Early in the weekend, whispers spread through the infield that NASCAR and NBC were looking to take down Confederate flags. That was enough to spur some outrage and misguided free-speech complaints (being private property, Darlington could forbid anything from the Confederate flag to Kyle Busch banners if it so desired). The track and NASCAR decided to enforce the already-in-place rule that all flags must come down while cars are running; it’s up to you to decide whether that enforcement was to protect spotters’ sight lines or present a less inflammatory image to television viewers.

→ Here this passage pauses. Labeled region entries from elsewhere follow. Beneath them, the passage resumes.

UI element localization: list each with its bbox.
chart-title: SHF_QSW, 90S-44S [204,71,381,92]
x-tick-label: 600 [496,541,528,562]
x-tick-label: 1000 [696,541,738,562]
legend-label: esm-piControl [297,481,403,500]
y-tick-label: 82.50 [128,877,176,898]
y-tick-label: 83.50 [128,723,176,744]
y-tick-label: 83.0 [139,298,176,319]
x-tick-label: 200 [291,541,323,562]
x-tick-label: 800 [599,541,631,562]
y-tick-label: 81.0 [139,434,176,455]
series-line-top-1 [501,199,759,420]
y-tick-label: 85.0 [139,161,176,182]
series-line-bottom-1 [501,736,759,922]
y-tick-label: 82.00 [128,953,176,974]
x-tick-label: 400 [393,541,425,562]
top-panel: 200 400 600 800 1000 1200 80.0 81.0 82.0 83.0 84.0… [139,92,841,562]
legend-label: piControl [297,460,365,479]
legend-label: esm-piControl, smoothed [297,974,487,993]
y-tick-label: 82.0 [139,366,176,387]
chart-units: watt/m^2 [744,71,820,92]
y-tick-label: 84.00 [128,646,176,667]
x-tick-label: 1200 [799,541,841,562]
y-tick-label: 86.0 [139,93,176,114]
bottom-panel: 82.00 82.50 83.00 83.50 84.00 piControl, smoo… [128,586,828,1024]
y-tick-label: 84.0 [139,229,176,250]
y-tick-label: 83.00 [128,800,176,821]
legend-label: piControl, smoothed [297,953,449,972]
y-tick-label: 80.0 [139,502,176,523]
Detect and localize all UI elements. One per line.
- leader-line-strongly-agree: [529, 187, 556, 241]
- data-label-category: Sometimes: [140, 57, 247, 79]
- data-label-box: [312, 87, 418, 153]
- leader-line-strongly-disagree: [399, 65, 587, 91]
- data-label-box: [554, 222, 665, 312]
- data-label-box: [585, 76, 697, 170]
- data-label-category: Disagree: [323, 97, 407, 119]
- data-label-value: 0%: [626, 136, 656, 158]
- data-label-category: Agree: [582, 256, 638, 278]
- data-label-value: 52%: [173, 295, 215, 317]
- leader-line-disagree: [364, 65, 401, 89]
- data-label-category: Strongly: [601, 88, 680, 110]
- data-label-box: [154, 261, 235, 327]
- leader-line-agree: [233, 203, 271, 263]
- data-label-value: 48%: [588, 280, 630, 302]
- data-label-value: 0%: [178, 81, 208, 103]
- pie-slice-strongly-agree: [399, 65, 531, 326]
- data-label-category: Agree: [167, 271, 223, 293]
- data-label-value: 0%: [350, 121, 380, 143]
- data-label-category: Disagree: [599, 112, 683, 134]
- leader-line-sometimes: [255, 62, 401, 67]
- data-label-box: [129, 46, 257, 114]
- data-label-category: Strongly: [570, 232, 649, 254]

By the time the race started, virtually all flags of any kind were down in the infield; only a few holdouts waved the flag during the Southern 500’s opening laps.
Absent an outright ban—which would whip up opportunistic anti-P.C. fury among even Americans who don’t know Jimmie Johnson from Jimmy Johnson—the flag won’t ever come down completely. But its presence, already waning in most of the South, will continue to recede. Anti-flag demonstrators will move on to other causes, and flag supporters, without the opposition to push against, won’t keep bringing the flags to races to make the same point, year after year. The farther the flag recedes from public spaces, the more it becomes a historical abstraction.
Hell, even Dale Earnhardt flags are dwindling in number. If Earnhardt flags can fade from NASCAR infields … anything can.